Pemkab Klaten dan Batan yang menjalin kerja sama penelitian sejak 2013 sama-sama memiliki hak kepemilikan Srinuk, Srinar, dan Sriten. Pemkab Klaten menargetkan varietas Srinuk dan Srinar sudah mengantongi sertifikat benih pada Desember 2019 atau paling lambat Januari 2020. Benih Srinuk dan Srinar selanjutnya akan dibagikan kepada para petani di Klaten untuk ditanam.
Menurut Umar, benih Srinuk dan Srinar bakal diedarkan secara terbatas hanya untuk di Klaten.

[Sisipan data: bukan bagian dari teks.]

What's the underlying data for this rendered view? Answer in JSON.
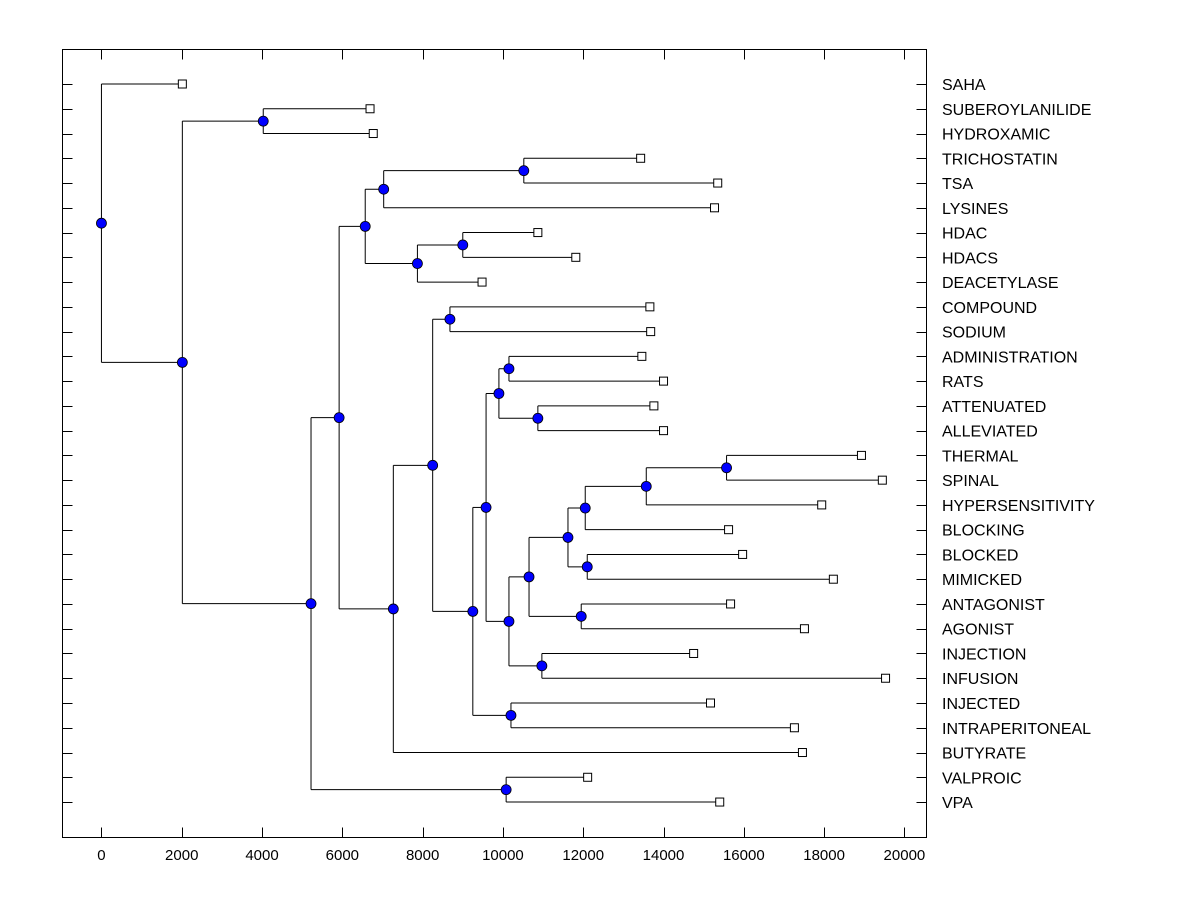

Karenanya, keduanya varietas itu didaftarkan sebagai benih daerah, bukan benih nasional seperti IR 64. Ini untuk menjaga Rojolele sebagai beras premium khas Klaten sehingga bisa mengangkat kesejahteraan petani setempat.
Dengan hanya bisa ditanam di Klaten, produksi beras tidak berlebih sehingga harga bisa dikendalikan agar tidak jatuh. Untuk itu, Pemkab Klaten akan menerbitkan regulasi yang mengatur agar benih Rojolele hanya bisa diedarkan dan ditanam di Klaten. “Kami berharap dengan berbagai keunggulan Srinuk dan Srinar ini petani akan tertarik lagi menanam padi Rojolele,” katanya.